The material I post on this blog represents my views and mine alone. The material you post on this blog represents your views and yours alone.

Monday, May 31, 2010

Memorial Day 2010-- Two Wars Roll On


Readers' Forum: May 31, 2010
TERRE HAUTE — Our duty to remember on two fronts

Once again we honor the dead of our past wars, recognizing the sacrifices they made for all of us. This should always be job one over the Memorial Day weekend. Job two should be thinking about the dead and the sacrifices taking place in our two unending wars of choice in Iraq and Afghanistan.

We get only random news blips from the media about these wars. Some say the bothersome war blips are telling us that “Americans are wearying of the wars” and that Obama is losing credibility on this issue.

Solemn celebrations are in order if these fleeting info bits are true. Of course, they are not.

Did this news come through to you last month?

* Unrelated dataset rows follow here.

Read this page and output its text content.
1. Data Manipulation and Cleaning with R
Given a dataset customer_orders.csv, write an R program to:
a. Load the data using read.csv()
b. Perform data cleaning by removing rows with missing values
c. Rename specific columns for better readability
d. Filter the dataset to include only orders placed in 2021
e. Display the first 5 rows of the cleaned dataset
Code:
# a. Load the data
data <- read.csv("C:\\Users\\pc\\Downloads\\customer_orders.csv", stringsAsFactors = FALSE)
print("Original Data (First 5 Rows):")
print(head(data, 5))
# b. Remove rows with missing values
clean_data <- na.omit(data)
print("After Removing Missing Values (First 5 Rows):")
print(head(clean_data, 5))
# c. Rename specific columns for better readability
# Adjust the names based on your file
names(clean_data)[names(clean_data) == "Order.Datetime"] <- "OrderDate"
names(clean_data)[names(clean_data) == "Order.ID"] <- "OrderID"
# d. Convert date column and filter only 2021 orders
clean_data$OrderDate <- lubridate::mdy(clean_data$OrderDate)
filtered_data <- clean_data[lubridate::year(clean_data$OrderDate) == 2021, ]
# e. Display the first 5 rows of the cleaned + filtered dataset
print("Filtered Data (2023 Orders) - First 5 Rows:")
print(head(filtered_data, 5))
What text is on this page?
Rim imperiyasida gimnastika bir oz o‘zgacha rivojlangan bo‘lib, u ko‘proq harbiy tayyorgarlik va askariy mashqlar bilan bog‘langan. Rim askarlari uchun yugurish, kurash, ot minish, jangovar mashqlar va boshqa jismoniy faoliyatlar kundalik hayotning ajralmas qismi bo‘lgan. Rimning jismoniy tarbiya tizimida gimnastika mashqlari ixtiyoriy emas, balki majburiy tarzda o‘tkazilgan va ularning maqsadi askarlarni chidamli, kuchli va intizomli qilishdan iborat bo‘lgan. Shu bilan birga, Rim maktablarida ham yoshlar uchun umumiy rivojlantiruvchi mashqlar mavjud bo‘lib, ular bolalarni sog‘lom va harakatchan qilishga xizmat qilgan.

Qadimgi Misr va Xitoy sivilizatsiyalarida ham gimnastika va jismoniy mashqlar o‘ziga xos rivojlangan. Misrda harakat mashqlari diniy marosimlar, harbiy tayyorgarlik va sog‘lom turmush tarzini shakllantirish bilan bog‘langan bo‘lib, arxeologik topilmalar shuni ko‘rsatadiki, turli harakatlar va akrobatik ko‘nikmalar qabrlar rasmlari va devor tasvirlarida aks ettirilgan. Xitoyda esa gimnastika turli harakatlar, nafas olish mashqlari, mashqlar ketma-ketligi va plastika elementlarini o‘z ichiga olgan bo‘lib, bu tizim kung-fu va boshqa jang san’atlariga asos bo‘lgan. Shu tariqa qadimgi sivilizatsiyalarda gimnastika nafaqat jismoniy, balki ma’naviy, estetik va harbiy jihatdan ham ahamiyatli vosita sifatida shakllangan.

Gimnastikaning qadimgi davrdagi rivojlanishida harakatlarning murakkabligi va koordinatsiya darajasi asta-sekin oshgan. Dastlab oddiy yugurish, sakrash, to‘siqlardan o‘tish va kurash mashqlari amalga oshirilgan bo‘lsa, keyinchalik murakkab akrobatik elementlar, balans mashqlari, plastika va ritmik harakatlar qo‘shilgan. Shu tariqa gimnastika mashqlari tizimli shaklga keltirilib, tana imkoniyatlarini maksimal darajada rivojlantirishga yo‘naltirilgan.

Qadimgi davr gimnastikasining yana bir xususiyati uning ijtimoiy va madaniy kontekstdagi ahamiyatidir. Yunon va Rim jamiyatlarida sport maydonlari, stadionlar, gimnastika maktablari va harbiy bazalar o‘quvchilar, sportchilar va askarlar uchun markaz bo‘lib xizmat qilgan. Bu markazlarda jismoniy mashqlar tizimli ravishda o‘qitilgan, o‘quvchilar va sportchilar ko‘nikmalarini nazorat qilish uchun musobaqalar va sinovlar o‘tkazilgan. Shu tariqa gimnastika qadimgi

Costs of the two wars: $1 trillion and counting ($60 billion added to the total just last week) and, more devastating, 1,000 brave Americans have now died in the nearly nine-year-old war in Afghanistan.

These two markers, menacing and dark monuments, were reached with barely a nod from the press. The public’s response? We choose to nod off, turn the page, grab for the remote, go shopping.

Faced with two wars of unending duration and astronomical costs in dollars, human life and physical and mental wreckage, what do we get from politicians, the press and the public? A muffled, static-filled silence. Our elected officials rubber stamped Bush’s arrogant folly and Obama’s sleep walking centrism takes us along the same bloody path to nowhere.

Our leaders think and act on what appears from every angle to be the people’s wishes — more guns and more sad glory at future Memorial Day remembrances.